1917 Es gibt zunehmend Probleme in der qualitativen und quantitativen Erfüllung der Produktionsvorgaben. Die Ausschußquote beträgt bis zu 46 %.
Der Maler Heinrich Wilke stellt ein Temperabild vom Stahlwerk her, das dem Großherzog zur Erinnerung an seinen Besuch
überreicht wird.
1918 R. van Tongel kauft die "Kählersche Eisengießerei und Maschinenbauanstalt" und die Fläche der ehemaligen Gerberei
Dahltrop dazu. Das Betriebsgelände umfaßt nun 30000 qm.
Nach der Novemberrevolution stagniert die Produktion, zahlreiche Arbeiter werden enlassen.
1920 Inflation, Kapp-Putsch und ein Generalstreik bringen die Arbeit praktisch zum erliegen.
Am 2. September explodiert ein Konverter mit 2500 kg flüssigen Stahls. Die Arbeiter konnten sich retten, der Dachstuhl fängt Feuer und brennt ab.
1928 Die Stadt feiert ihr 800jähriges Bestehen. Das Werk ist in vielen Bereichen modernisiert worden.Die Güstrower Zeitung (MTZ)
berichtet darüber.
1930 - 1935 Das Stahlwerk übersteht die schwierigen Jahre der Weltwirtschaftskrise. Van Tongel nutzt seine guten Kontakte nach Skandinavien,
Nordamerika und dem Fernen Osten, so daß mit kleineren Aufträgen bei 60 Mann Belegschaft der Betrieb weiterläuft.

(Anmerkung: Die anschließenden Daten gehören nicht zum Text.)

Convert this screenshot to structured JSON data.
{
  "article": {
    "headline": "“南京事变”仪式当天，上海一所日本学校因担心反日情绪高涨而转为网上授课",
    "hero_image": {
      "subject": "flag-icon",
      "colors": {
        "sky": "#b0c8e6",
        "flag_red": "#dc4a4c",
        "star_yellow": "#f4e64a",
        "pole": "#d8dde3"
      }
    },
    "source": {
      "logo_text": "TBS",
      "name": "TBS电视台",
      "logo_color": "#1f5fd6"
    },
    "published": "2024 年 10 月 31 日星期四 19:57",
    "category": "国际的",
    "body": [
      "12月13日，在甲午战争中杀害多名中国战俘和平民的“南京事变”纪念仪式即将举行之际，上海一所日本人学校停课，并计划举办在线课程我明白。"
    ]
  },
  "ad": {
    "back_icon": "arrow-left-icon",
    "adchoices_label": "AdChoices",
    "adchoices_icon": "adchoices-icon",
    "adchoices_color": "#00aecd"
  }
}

1935 Die Stahlwerke werden in die Rüstungspläne des Dritten Reiches eingebunden.
1936 Richard van Tongel jun. wird kaufmännischer Leiter und sein Bruder Emil van Tongel technischer Leiter. Im Werk werden 450 Arbeiter
und Angestellte beschäftigt.
1937 Nach Erwerb der Grundstücke Niklotstraße 20 - 24 werden dort Wohnhäuser für Firmenangehörige erbaut.
1939 Ausbruch des 2. Weltkriegs. Neben der laufenden Produktion werden auch Gußteile für Seeminen gefertigt.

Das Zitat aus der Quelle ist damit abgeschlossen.